Ever felt like you were living in the wrong time; the wrong decade? I remember feeling that way during my relative youth, where after reading modernest tomes and watching old talkie films I decided I was made for an earlier time than the drab reality of the present. This is the simple premise of Woody Allen’s delightful new film, “Midnight in Paris,” which is a whimsical work of magic-realism that takes the audience on a nostalgic ride through the artisan world of the Paris of the 1920s, only to end up where you started but with a deeper appreciation of the present.
▲ Sony Pictures Classics
The film begins with a montage of clichéd Paris scenes dripping in romanticism setting the film more within the idea of Paris than the city itself. This is the Paris that Gil (Owen Wilson), a Hollywood script writer, sees while on a trip to the famed city with his fiancee (who does not care for the city’s charms) and her rich conservative parents. The effect the city has on him is palpable and he constantly tells his fiancee Inez (Rachel McAdams) about how wonderful it would be to move there so he could pursue the writing of literature, a dream he left on the wayside for the hefty checks of Hollywood. He longs to live in the Paris of his literary heroes, while Inez on the other hand dreams of Malibu.
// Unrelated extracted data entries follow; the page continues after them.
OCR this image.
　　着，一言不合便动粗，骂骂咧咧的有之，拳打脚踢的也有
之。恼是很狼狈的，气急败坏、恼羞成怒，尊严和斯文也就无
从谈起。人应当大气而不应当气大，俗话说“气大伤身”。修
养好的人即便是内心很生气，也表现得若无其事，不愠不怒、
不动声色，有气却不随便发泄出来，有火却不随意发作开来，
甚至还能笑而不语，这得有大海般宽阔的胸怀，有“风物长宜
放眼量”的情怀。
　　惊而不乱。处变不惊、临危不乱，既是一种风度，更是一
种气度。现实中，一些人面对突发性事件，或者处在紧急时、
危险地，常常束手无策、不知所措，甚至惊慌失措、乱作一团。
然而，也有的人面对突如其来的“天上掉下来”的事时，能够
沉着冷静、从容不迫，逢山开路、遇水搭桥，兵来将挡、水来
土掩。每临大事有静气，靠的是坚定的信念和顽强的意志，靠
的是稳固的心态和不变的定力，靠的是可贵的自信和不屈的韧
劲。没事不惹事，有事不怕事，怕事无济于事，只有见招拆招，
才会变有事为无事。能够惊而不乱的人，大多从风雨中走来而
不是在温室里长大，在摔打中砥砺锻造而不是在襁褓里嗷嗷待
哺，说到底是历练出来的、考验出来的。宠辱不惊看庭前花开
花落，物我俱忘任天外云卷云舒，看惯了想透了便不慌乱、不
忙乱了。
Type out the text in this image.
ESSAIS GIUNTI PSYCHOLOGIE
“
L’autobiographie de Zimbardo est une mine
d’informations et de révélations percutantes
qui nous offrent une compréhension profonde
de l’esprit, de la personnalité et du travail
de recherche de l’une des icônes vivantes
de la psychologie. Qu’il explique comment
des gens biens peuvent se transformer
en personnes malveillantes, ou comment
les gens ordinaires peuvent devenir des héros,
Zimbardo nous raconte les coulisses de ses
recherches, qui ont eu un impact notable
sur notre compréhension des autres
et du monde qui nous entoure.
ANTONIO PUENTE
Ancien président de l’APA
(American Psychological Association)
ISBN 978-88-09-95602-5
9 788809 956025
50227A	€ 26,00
With this nagging need to write literature, Gil declines to go dancing with Inez and her pseudo intellectual friends and decides to walk the streets, only to become lost in his slightly inebriated state. He is scooped up in a antique cab full of cigarette-smoking, champagne-drinking Parisians and taken to a party where he meets Zelda and F. Scott Fitzgerald, Cole Porter and a drunken Ernest Hemingway.
This is the Paris Gil feels he was made for and returns to it on subsequent nights meeting the likes of Salvidor Dali, Man Ray, Gertrude Stein and others and is instantly accepted as one of their ilk. The cast of the film is phenomenal with the likes of Cory Stall, Kathy Bates and Adrien Brody among others playing the roles of the iconic artists. To see this time and these people recreated together in a single cinematic experience is reason enough to watch this film.
The film’s conflict comes to the forefront when Gil falls in love with Picasso’s mistress, who he finds is a kindred spirit, which causes him to reflect upon his own identity and what he truly wants from life.
This premise-driven film is reminiscent of some of Allen’s earlier work like “Bullets Over Broadway,” (1994) and the magical realism of “The Purple Rose of Cairo” (1985). It is completely conscious of the sentimentality it wields creating a light film filled with moments of honesty and humor. While it may not be an Oscar winner, taking the nostalgic ride it offers through an era few were privileged to live, is a good enough reason as any to see this film.